For the climate scientist, the implications are stark. China remains the world’s largest emitter of carbon dioxide, but it also dominates the production of solar panels (80% of global supply) and batteries (70%). The US, under Trump’s first term, did not lean into this technological leverage. Instead, it withdrew from the Paris Agreement and gutted EPA oversight. Now, China is crafting international standards for green technology, funding lithium projects in Chile, and brokering climate deals with ASEAN states. The physics of this transition is simple: whoever controls the energy transition infrastructure controls the next century.

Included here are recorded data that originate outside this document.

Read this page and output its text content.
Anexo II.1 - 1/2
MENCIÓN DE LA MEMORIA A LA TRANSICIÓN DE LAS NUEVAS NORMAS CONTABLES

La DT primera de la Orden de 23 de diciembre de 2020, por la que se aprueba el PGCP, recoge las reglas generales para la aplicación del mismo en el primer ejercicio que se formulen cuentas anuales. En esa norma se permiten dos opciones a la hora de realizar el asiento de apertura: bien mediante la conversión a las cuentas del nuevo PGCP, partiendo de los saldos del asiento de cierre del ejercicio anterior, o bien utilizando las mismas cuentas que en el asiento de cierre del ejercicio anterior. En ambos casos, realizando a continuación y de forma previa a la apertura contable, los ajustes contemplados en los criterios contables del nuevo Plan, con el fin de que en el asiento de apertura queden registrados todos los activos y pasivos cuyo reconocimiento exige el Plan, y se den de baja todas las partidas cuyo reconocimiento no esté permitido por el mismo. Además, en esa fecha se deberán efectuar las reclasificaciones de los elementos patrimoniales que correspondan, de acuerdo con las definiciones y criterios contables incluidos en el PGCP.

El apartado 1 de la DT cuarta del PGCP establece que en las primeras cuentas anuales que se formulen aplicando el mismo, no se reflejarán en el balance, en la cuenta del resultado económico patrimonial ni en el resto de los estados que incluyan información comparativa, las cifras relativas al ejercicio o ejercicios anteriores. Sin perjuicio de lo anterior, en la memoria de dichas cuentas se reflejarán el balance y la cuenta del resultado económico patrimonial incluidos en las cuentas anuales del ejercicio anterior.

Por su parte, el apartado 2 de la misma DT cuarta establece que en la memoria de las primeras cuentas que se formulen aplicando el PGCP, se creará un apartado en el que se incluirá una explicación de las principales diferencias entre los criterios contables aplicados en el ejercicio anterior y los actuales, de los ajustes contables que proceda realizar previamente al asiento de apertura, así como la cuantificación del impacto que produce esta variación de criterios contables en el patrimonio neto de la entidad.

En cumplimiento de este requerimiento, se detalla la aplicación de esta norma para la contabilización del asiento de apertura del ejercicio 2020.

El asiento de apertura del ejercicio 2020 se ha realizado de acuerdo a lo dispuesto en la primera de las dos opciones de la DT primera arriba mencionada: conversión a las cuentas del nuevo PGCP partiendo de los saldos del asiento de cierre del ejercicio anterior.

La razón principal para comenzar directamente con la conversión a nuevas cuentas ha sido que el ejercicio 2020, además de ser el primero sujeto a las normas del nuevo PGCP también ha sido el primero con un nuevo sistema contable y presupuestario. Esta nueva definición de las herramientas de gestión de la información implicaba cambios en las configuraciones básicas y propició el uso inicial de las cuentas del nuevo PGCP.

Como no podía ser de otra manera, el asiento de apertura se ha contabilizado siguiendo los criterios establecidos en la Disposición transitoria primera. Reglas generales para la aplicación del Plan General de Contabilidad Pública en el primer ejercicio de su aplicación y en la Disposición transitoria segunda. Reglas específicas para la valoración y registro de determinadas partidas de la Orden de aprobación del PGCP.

The new US administration faces a choice. It can double down on tariffs and a ‘America First’ stance, risking a decoupling that slows global decarbonisation. Or it can engage realistically with China’s new role, prioritising joint research on carbon capture and fusion energy. The latter may be the only path to keep temperature rises below 1.5 degrees Celsius. The world’s two largest emitters cannot afford to treat climate policy as a zero-sum game. The planet’s heat capacity is not a bargaining chip.
On the ground, the effects are already measurable. Arctic sea ice extent reached a record low this September. The Atlantic Meridional Overturning Circulation is showing signs of slowing. These are not predictions; they are observations. The question is whether political leadership can catch up with the science. Trump’s second term will be defined by his response to this new reality. If he reverts to the playbook of deregulation and fossil fuel subsidies, the emissions gap will widen irreversibly. But if he builds on the Inflation Reduction Act’s momentum (even though he opposed it), there is a window to collaborate on grid modernisation and negative emissions technologies.
The news cycle will focus on trade wars and military posturing. But beneath that, the physical world is dictating terms. Oceans are warming at a rate equivalent to five Hiroshima bombs per second. That is not rhetoric; it is thermodynamics. The new global order is not just about power, but about survival.
For the British public, this means higher energy costs and more extreme weather events like the 40 degree Celsius heatwave of 2022. But it also means opportunity: the UK’s offshore wind capacity and nuclear expertise could be leveraged as a bridge between the US and China. The time for techno-optimism is now. The data will not wait for diplomacy.